The Thinking Process Visible in the Message

The message reveals the assistant's reasoning process through its structure:

  1. Responsiveness to user input: The assistant immediately pivots to the user's suggestion without resistance. The phrase "Good lead" (from the preceding message [msg 1653]) and the rapid dispatch of two subagent tasks show a collaborative debugging style where user insights are treated as high-priority leads.
  2. Systematic hypothesis testing: The assistant doesn't just explore CuSVC casually—it designs two complementary investigations that together can either confirm or rule out the CuSVC hypothesis. Task 1 examines the server side (what CuSVC produces), Task 2 examines the client side (what the miner uploads). This is classic scientific method: design experiments that can falsify the hypothesis.
  3. Parallel exploration for efficiency: By dispatching both tasks in the same round, the assistant maximizes the use of the subagent system's parallel execution capability. This reflects an awareness of the tool's affordances and a desire to minimize latency in the investigation.
  4. Attention to the intermittent nature of the bug: The specific focus on "challenge seed" in Task 2 shows that the assistant is thinking about what could cause an intermittent failure (as opposed to a consistent one). A seed that varies per challenge could explain why some proofs fail and others succeed.
  5. Integration with prior knowledge: The assistant's prompts reference the detailed findings from earlier investigations (enum mappings, struct comparisons, data flow analysis), showing that the CuSVC exploration is being conducted with full awareness of what has already been established.

Conclusion

Message [msg 1654] represents a pivotal moment in a complex debugging session—the point where the investigation pivots from eliminating obvious candidates (enum mappings, struct fields) to exploring more subtle possibilities (serialization differences in the challenge generation pipeline). The assistant's response to the user's CuSVC hint demonstrates a methodical, hypothesis-driven approach to debugging: formulate a plausible hypothesis, design experiments that can test it, dispatch those experiments efficiently, and integrate the results into the evolving understanding of the system.
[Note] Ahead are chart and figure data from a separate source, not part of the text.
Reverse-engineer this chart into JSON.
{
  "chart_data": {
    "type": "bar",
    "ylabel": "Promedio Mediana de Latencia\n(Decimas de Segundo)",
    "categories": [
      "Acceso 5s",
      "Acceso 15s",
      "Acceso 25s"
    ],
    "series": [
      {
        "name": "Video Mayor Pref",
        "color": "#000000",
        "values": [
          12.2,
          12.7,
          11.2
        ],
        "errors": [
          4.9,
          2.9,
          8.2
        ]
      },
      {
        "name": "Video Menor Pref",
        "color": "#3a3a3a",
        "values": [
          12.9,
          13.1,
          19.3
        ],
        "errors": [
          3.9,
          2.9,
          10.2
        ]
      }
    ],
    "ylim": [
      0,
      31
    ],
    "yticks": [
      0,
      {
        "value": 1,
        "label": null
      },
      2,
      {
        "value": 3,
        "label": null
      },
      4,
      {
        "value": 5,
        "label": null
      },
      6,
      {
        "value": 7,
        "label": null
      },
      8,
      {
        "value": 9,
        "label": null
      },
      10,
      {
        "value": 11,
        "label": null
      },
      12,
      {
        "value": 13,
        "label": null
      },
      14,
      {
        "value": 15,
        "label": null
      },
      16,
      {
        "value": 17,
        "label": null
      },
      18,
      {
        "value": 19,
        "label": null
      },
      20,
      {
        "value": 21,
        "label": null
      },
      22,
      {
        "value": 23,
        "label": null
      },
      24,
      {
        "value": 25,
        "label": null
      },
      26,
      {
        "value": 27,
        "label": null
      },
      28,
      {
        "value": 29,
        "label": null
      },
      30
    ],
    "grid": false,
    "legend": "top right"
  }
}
While the CuSVC investigation would ultimately rule out another hypothesis rather than identify the root cause, this narrowing of the search space was essential progress. Each eliminated hypothesis brought the investigation closer to the true source of the bug—which would eventually be identified through the diagnostic logging and extended roundtrip tests that followed. The message exemplifies the collaborative, iterative nature of deep technical debugging, where user expertise and systematic exploration work in tandem to trace a bug through layers of distributed systems, serialization formats, and cryptographic proving pipelines.